In SENECA, eleven academic and industrial aerospace entities from all over Europe have teamed up to address the challenges raised in the call LC-MG-1-15-2020 “Towards global environmental regulation of supersonic aviation”. The consortium is considering the forthcoming market entry of a new generation of supersonic aircraft. However, it is assumed that the first new generation of supersonic aircraft will not be able to fly over land with supersonic speed, i.e. will not have completely solved the problem of the supersonic boom. Therefore, the missions under consideration for this project will be supersonic over water and subsonic over land. As a consequence, SENECA will mainly focus on noise and emissions in the vicinity of airports and the global climate impact of supersonic aircraft. SENECA aims at developing deepened understanding and detailed modelling for the emissions, the LTO noise, and the global environmental impact of supersonic aircraft. Building on this, the development of beyond state-of-the-art technologies to further reduce the environmental impact of supersonic aviation will be enabled. SENECA will contribute its project results to the ICAO level discussions, in order to scientifically accompany and strengthen the European perspective on the necessary regulations for novel supersonic aircraft. Key milestones of the project dissemination and exploitation plan are aligned to the CAEP work program and agenda, and the whole project plan is designed to work towards these milestones.
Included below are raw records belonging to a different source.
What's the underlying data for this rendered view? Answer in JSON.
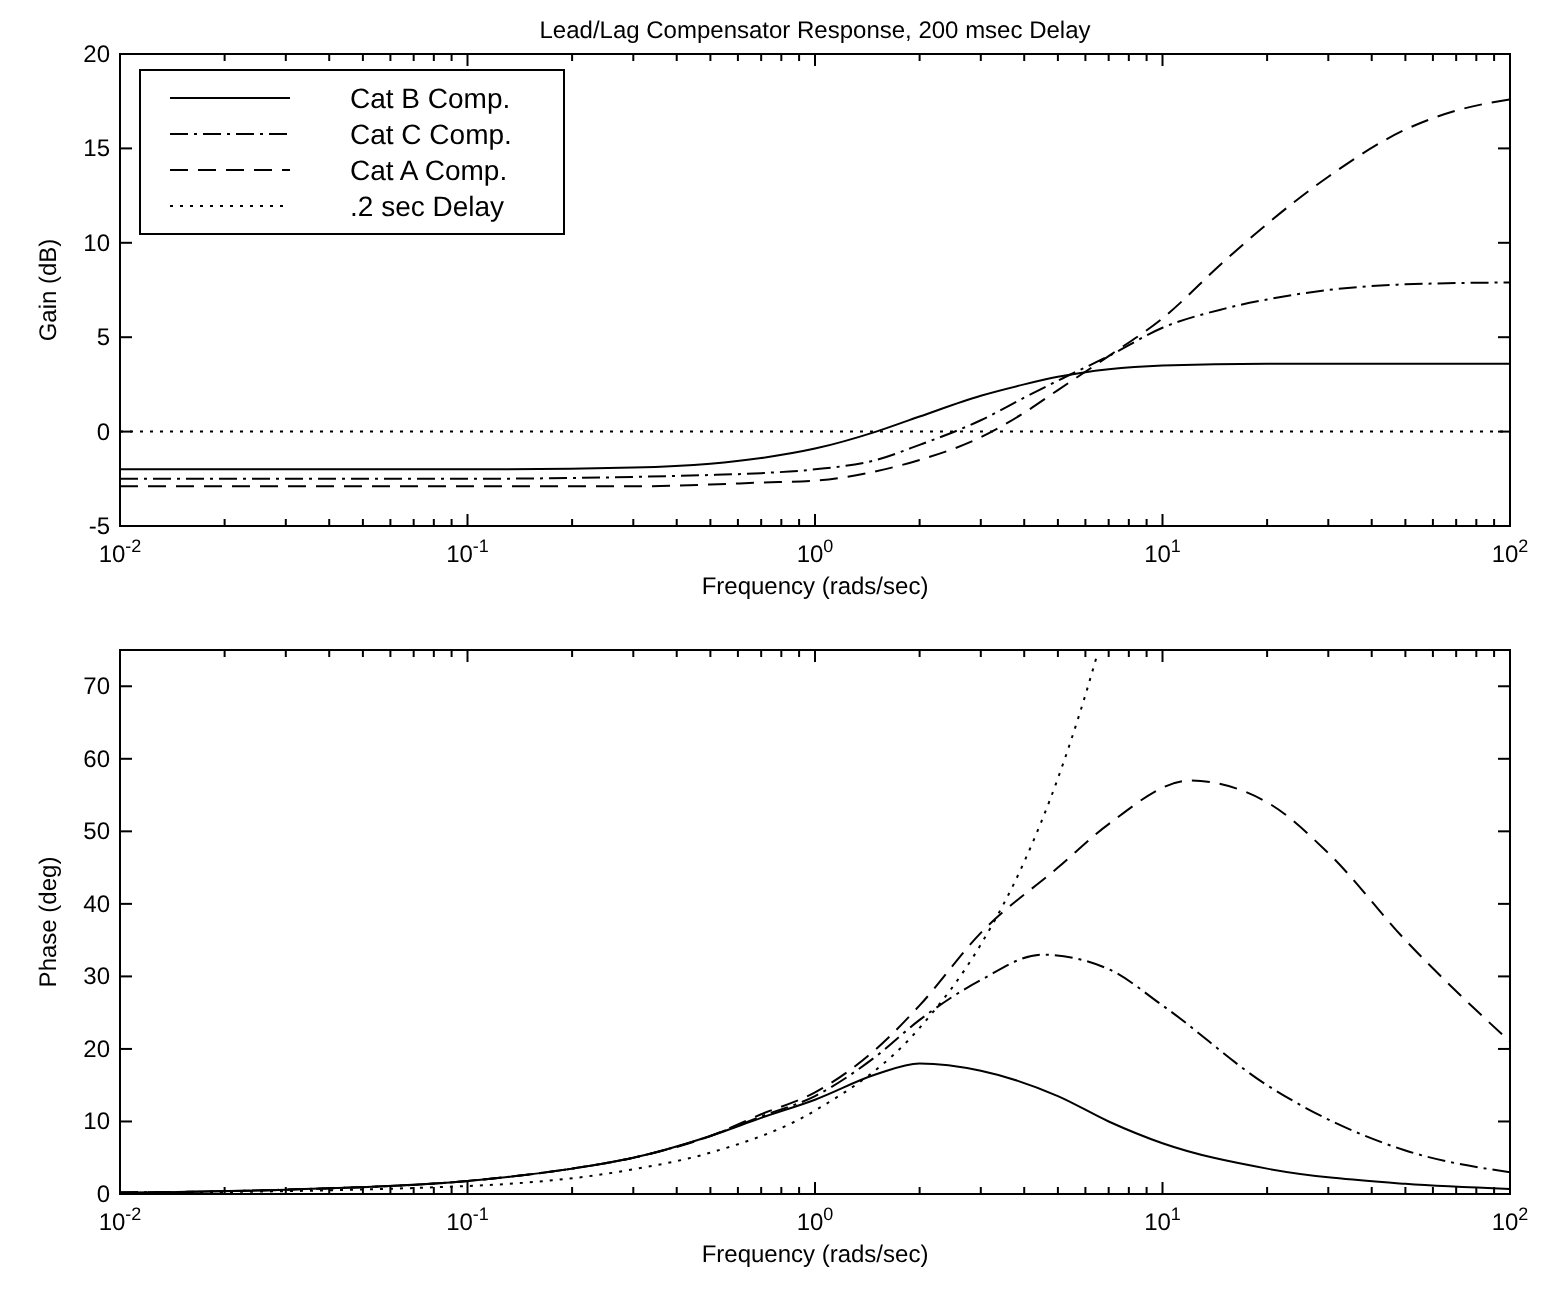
{
  "chart_data": [
    {
      "type": "line",
      "title": "Lead/Lag Compensator Response, 200 msec Delay",
      "xlabel": "Frequency (rads/sec)",
      "ylabel": "Gain (dB)",
      "log": "x",
      "grid": false,
      "legend": "top left",
      "xlim": [
        0.01,
        100
      ],
      "ylim": [
        -5,
        20
      ],
      "xticks": [
        {
          "value": 0.01,
          "label": "10$^{-2}$"
        },
        {
          "value": 0.02,
          "label": null
        },
        {
          "value": 0.03,
          "label": null
        },
        {
          "value": 0.04,
          "label": null
        },
        {
          "value": 0.05,
          "label": null
        },
        {
          "value": 0.06,
          "label": null
        },
        {
          "value": 0.07,
          "label": null
        },
        {
          "value": 0.08,
          "label": null
        },
        {
          "value": 0.09,
          "label": null
        },
        {
          "value": 0.1,
          "label": "10$^{-1}$"
        },
        {
          "value": 0.2,
          "label": null
        },
        {
          "value": 0.3,
          "label": null
        },
        {
          "value": 0.4,
          "label": null
        },
        {
          "value": 0.5,
          "label": null
        },
        {
          "value": 0.6,
          "label": null
        },
        {
          "value": 0.7,
          "label": null
        },
        {
          "value": 0.8,
          "label": null
        },
        {
          "value": 0.9,
          "label": null
        },
        {
          "value": 1,
          "label": "10$^{0}$"
        },
        {
          "value": 2,
          "label": null
        },
        {
          "value": 3,
          "label": null
        },
        {
          "value": 4,
          "label": null
        },
        {
          "value": 5,
          "label": null
        },
        {
          "value": 6,
          "label": null
        },
        {
          "value": 7,
          "label": null
        },
        {
          "value": 8,
          "label": null
        },
        {
          "value": 9,
          "label": null
        },
        {
          "value": 10,
          "label": "10$^{1}$"
        },
        {
          "value": 20,
          "label": null
        },
        {
          "value": 30,
          "label": null
        },
        {
          "value": 40,
          "label": null
        },
        {
          "value": 50,
          "label": null
        },
        {
          "value": 60,
          "label": null
        },
        {
          "value": 70,
          "label": null
        },
        {
          "value": 80,
          "label": null
        },
        {
          "value": 90,
          "label": null
        },
        {
          "value": 100,
          "label": "10$^{2}$"
        }
      ],
      "yticks": [
        -5,
        0,
        5,
        10,
        15,
        20
      ],
      "series": [
        {
          "name": "Cat B Comp.",
          "color": "#000000",
          "line_style": "solid",
          "x": [
            0.01,
            0.1,
            0.3,
            0.5,
            0.7,
            1,
            1.5,
            2,
            3,
            4,
            5,
            7,
            10,
            20,
            100
          ],
          "values": [
            -2,
            -2,
            -1.9,
            -1.7,
            -1.4,
            -0.9,
            0,
            0.8,
            1.9,
            2.5,
            2.9,
            3.3,
            3.5,
            3.6,
            3.6
          ]
        },
        {
          "name": "Cat C Comp.",
          "color": "#000000",
          "line_style": "dashdot",
          "x": [
            0.01,
            0.1,
            0.3,
            0.5,
            0.7,
            1,
            1.5,
            2,
            3,
            4,
            5,
            7,
            10,
            15,
            20,
            30,
            50,
            100
          ],
          "values": [
            -2.5,
            -2.5,
            -2.4,
            -2.3,
            -2.2,
            -2,
            -1.5,
            -0.7,
            0.6,
            1.8,
            2.7,
            4,
            5.5,
            6.5,
            7,
            7.5,
            7.8,
            7.9
          ]
        },
        {
          "name": "Cat A Comp.",
          "color": "#000000",
          "line_style": "dashed",
          "x": [
            0.01,
            0.1,
            0.3,
            0.5,
            0.7,
            1,
            1.5,
            2,
            3,
            4,
            5,
            7,
            10,
            15,
            20,
            30,
            50,
            70,
            100
          ],
          "values": [
            -2.9,
            -2.9,
            -2.9,
            -2.8,
            -2.7,
            -2.6,
            -2.1,
            -1.5,
            -0.3,
            1,
            2.2,
            4,
            6,
            9,
            11,
            13.5,
            16,
            17,
            17.6
          ]
        },
        {
          "name": ".2 sec Delay",
          "color": "#000000",
          "line_style": "dotted",
          "x": [
            0.01,
            100
          ],
          "values": [
            0,
            0
          ]
        }
      ]
    },
    {
      "type": "line",
      "xlabel": "Frequency (rads/sec)",
      "ylabel": "Phase (deg)",
      "log": "x",
      "grid": false,
      "legend": false,
      "xlim": [
        0.01,
        100
      ],
      "ylim": [
        0,
        75
      ],
      "xticks": [
        {
          "value": 0.01,
          "label": "10$^{-2}$"
        },
        {
          "value": 0.02,
          "label": null
        },
        {
          "value": 0.03,
          "label": null
        },
        {
          "value": 0.04,
          "label": null
        },
        {
          "value": 0.05,
          "label": null
        },
        {
          "value": 0.06,
          "label": null
        },
        {
          "value": 0.07,
          "label": null
        },
        {
          "value": 0.08,
          "label": null
        },
        {
          "value": 0.09,
          "label": null
        },
        {
          "value": 0.1,
          "label": "10$^{-1}$"
        },
        {
          "value": 0.2,
          "label": null
        },
        {
          "value": 0.3,
          "label": null
        },
        {
          "value": 0.4,
          "label": null
        },
        {
          "value": 0.5,
          "label": null
        },
        {
          "value": 0.6,
          "label": null
        },
        {
          "value": 0.7,
          "label": null
        },
        {
          "value": 0.8,
          "label": null
        },
        {
          "value": 0.9,
          "label": null
        },
        {
          "value": 1,
          "label": "10$^{0}$"
        },
        {
          "value": 2,
          "label": null
        },
        {
          "value": 3,
          "label": null
        },
        {
          "value": 4,
          "label": null
        },
        {
          "value": 5,
          "label": null
        },
        {
          "value": 6,
          "label": null
        },
        {
          "value": 7,
          "label": null
        },
        {
          "value": 8,
          "label": null
        },
        {
          "value": 9,
          "label": null
        },
        {
          "value": 10,
          "label": "10$^{1}$"
        },
        {
          "value": 20,
          "label": null
        },
        {
          "value": 30,
          "label": null
        },
        {
          "value": 40,
          "label": null
        },
        {
          "value": 50,
          "label": null
        },
        {
          "value": 60,
          "label": null
        },
        {
          "value": 70,
          "label": null
        },
        {
          "value": 80,
          "label": null
        },
        {
          "value": 90,
          "label": null
        },
        {
          "value": 100,
          "label": "10$^{2}$"
        }
      ],
      "yticks": [
        0,
        10,
        20,
        30,
        40,
        50,
        60,
        70
      ],
      "series": [
        {
          "color": "#000000",
          "line_style": "solid",
          "x": [
            0.01,
            0.03,
            0.1,
            0.2,
            0.3,
            0.5,
            0.7,
            1,
            1.5,
            2,
            3,
            5,
            7,
            10,
            20,
            50,
            100
          ],
          "values": [
            0.2,
            0.6,
            1.8,
            3.5,
            5,
            8,
            10.5,
            13,
            16.5,
            18,
            17,
            13.5,
            10,
            7,
            3.5,
            1.4,
            0.7
          ]
        },
        {
          "color": "#000000",
          "line_style": "dashdot",
          "x": [
            0.01,
            0.03,
            0.1,
            0.2,
            0.3,
            0.5,
            0.7,
            1,
            1.5,
            2,
            3,
            4.5,
            7,
            10,
            20,
            50,
            100
          ],
          "values": [
            0.2,
            0.6,
            1.8,
            3.5,
            5,
            8,
            10.7,
            13.5,
            19,
            24,
            29.5,
            33,
            31,
            26,
            15,
            6,
            3
          ]
        },
        {
          "color": "#000000",
          "line_style": "dashed",
          "x": [
            0.01,
            0.03,
            0.1,
            0.2,
            0.3,
            0.5,
            0.7,
            1,
            1.5,
            2,
            3,
            5,
            7,
            12,
            20,
            30,
            50,
            100
          ],
          "values": [
            0.2,
            0.6,
            1.8,
            3.5,
            5,
            8,
            11,
            14,
            20,
            26,
            36,
            45,
            51,
            57,
            54,
            47,
            35,
            21
          ]
        },
        {
          "color": "#000000",
          "line_style": "dotted",
          "x": [
            0.01,
            0.1,
            0.3,
            0.5,
            1,
            2,
            3,
            4,
            5,
            6,
            6.5
          ],
          "values": [
            0.1,
            1.1,
            3.4,
            5.7,
            11.5,
            22.9,
            34.4,
            45.8,
            57.3,
            68.8,
            74.5
          ]
        }
      ]
    }
  ]
}
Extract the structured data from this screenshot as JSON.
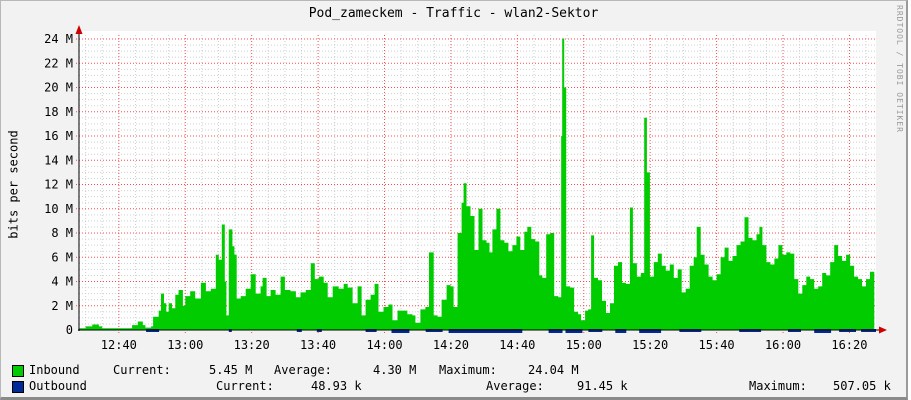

(Re-)entry into planetary atmospheres represents one of the most critical phases of space missions, involving high thermal loads on the vehicle surface and radio communication blackout which can last for minutes. As demonstrated with previous scientific studies, magneto-hydrodynamics (MHD) provides a framework for tackling both issues: high enough electromagnetic (EM) fields can be used to reduce heat fluxes and create a magnetic windowing able to mitigate the blackout. However, the translation of those ideas into an operational radically-new science-enabled technology to be used onboard spacecrafts has not been achieved yet. MEESST aims at filling the gap between science and technology towards the development of a first demonstrator implementing active magnetic shielding. To this end, a disruptive device consisting of a compact cryostat integrating a superconductive magnet able to generate sufficiently strong magnetic fields will be designed, manufactured, tested in on-ground experimental plasma facilities and via numerical simulations relying upon improved models. The latter will take into account, for the first time, all relevant EM-plasma interactions, thermochemical nonequilibrium and radiation effects for both Earth and Mars atmospheres. As a result, a radically-new science-enabled proof-of-concept technology will be developed and deployed, together with enhanced experimental techniques and modelling tools which can contribute to push European space technology one step ahead the competition, worldwide. The success of MEESST can introduce a paradigm shift in aerospace science and technology by turning active magnetic shielding (i.e. a futuristic concept traditionally associated to science fiction) into reality and potentially into the spotlight, not just for space travel but also for future hypersonic transportation systems, radar imaging, surveillance and GPS navigation, all requiring accurate knowledge of EM signal propagation characteristics through plasmas.